There are two instances in which you'd find yourself running wire in open, or unfinished, walls: Either it's a permanently unfinished space, such as a garage or shed, or you're running wire in preparation for finishing the room as a living space and the wire won't be exposed. The two scenarios call for two very different methods.
While running wiring can be done by a skilled do-it-yourselfer, tying the wiring into the breaker box and to the outlets and switches is a job best left to a qualified electrician.
Running Wire in a Permanently Unfinished Space
Before you proceed, be certain you won't change your mind later and decide to finish the space, because you'll have to redo the wiring. This method requires considerably more wire than what you'd use on a space that will be finished because you're essentially following the path of the wood framing up, down and across. This keeps the wire from spanning open spaces, where it could be snagged and pulled by yard tools or sports equipment in the garage, for example.
What You'll Need
- Both municipal and national codes require insulated wire, and most commonly used is 12- or 14-gauge nonmetallic sheathed cable known as Romex.

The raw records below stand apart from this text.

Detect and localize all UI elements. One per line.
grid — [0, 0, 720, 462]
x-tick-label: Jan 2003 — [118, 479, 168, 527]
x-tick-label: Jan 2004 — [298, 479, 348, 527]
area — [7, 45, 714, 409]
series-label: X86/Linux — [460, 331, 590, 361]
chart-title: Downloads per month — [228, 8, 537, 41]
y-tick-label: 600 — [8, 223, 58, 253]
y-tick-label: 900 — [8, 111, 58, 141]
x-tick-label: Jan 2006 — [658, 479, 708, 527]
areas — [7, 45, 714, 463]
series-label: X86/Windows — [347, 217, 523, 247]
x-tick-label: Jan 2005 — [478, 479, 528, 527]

- Plastic cable straps, also known as plastic staples.
How to Run the Wire
- Plan your wiring layout. First, decide where you want electrical boxes (for outlets and switches). Attach the boxes, whether metal or plastic, to the studs with nails.

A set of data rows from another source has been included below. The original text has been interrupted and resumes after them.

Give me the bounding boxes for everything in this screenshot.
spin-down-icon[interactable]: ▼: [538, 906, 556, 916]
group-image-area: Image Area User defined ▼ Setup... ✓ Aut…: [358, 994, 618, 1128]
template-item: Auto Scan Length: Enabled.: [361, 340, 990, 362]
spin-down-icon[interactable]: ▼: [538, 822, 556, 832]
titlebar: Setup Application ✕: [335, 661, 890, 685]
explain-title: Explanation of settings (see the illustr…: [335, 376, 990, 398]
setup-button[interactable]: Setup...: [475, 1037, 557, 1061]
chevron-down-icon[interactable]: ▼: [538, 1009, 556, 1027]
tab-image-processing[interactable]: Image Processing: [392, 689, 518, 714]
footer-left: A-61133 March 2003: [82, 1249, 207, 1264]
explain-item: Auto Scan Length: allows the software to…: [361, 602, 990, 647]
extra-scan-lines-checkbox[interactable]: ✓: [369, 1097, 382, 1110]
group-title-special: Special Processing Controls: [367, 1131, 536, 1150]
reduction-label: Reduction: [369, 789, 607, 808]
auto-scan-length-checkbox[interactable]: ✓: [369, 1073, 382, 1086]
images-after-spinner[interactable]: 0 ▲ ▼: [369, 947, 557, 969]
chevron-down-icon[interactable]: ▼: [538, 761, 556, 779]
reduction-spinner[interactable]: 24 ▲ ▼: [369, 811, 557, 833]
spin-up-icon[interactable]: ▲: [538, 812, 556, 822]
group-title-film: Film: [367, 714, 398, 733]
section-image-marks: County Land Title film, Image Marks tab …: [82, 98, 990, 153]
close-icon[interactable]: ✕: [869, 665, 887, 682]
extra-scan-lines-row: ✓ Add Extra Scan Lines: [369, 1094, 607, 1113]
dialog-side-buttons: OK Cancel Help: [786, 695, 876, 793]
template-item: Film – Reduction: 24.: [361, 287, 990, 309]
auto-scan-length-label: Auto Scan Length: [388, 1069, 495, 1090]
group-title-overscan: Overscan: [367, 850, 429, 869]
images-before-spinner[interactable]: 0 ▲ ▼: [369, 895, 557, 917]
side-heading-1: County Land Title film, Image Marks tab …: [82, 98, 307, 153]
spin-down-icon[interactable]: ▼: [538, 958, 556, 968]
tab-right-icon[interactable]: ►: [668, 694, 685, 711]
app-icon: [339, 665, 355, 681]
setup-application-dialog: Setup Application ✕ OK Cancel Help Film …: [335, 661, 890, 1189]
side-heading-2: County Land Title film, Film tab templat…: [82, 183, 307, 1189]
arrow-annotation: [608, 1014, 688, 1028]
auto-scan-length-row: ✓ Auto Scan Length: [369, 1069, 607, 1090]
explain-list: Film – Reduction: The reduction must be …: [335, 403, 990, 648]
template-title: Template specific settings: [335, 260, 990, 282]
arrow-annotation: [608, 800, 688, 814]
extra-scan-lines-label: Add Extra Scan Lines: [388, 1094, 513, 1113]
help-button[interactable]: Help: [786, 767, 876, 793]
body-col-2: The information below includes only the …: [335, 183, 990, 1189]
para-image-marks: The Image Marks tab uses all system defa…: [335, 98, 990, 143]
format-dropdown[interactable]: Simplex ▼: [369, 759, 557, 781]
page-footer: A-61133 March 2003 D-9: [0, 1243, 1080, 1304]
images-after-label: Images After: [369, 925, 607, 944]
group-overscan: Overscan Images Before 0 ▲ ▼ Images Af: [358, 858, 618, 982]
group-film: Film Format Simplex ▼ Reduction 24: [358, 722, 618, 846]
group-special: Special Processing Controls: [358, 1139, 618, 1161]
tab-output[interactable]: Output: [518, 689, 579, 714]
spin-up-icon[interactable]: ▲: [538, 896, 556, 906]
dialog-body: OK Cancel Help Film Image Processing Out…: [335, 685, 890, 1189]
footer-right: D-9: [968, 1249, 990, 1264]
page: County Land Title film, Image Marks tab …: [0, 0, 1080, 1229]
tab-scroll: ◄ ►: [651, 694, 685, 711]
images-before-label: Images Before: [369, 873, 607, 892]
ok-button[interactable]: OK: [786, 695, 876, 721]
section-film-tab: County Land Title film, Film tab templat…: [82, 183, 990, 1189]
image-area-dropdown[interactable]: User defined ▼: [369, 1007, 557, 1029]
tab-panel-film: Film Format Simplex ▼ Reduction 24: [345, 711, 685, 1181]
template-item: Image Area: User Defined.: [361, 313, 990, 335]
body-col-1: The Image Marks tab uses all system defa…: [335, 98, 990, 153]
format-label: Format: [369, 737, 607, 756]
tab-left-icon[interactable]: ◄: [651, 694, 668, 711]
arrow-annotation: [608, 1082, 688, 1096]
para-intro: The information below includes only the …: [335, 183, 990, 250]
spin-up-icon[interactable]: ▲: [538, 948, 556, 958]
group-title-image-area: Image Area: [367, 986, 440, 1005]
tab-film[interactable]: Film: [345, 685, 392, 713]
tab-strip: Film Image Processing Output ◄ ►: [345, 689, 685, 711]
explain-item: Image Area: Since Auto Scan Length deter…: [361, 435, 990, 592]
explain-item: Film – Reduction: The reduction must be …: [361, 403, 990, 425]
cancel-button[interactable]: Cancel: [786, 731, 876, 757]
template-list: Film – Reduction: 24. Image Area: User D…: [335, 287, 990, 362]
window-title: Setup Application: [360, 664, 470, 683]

- Begin working at the box closest to your electrical breaker box. Run the wire through the box and out the side hole in the direction of the next box. Leave enough wire to reach the breaker box, plus at least another foot, for later connection.
- Secure the cable to the very center of the wider face of the studs within 12 inches of each box and at least every 4 feet with plastic cable straps, also called plastic staples. Be extremely careful not to nail through the wire itself. Wherever the cable doesn't snug up to the wood, secure it with an additional strap. All wires must be at minimum 1-1/4 inches from the front and back edges of all studs and joists.
- At the top of the stud, route the wire up to the header (the piece of wood that runs across the top of the studs) and across its face.
- To move horizontally, bring the wire up to the face of the header atop the stud, then staple it as you carry it across until you reach the stud that bears the next box. Choose the shortest route possible, of course, to the next box, running the wire against wood. Keep the wire as protected as possible - and as visible and accessible as possible.
- Continue stapling the wire until you reach the next box.
- Snake the wire into the box and out through the front about 10 to 12 inches, then double back , leaving about 20 to 24 inches total, and run the wire out of the box toward the next one, keeping the wire securely stapled to the wood.
- Travel back up to the header and on to your next box.
- To cross the ceiling, travel with the joists, not across them, securing to the wider, vertical side of the joist. You don't want wire without wood to support it.
Running Wire in a Space to be Finished
It takes less wire and less effort to run wire on a wall that's going to be finished. The major difference in this case is that it's perfectly fine to span the space between the studs with the wire, since it will be enclosed and won't be in danger of being snagged or pulled.
To run wire across the studs:
- With a 1-inch spade bit mounted on a right-angle power drill or standard drill with a right-angle attachment, bore a hole through the wide face of the stud. The hole needs to be at least 1-1/4 inches from the front edge of the stud to meet code requirements and to prevent accidental contact when the drywall goes up. There are no rules regarding how high you place the hole and wiring - the best route is the one that leads directly to the next box.
- Following the steps above, install the electrical boxes. Instead of following the perimeter of the framing, just run the wire through each hole, spanning the space between the studs.
- If you're going to insulate the wall before installing drywall, be sure to leave enough slack in the wiring between the studs so there's no tension when the insulation is put in. Insulation is commonly sliced so the wiring is encased in it, but check with your insulation's manufacturer for their recommendations regarding installation around the wiring.
- It's imperative that you contact your municipality and ask for its specific codes regarding electrical wiring. There may be differences from national code, and you don't want unpleasant surprises later.
- Find out if permits are required.
- Metal nail guard plates can be placed over the edges of studs to protect the drilled hole and wiring inside it.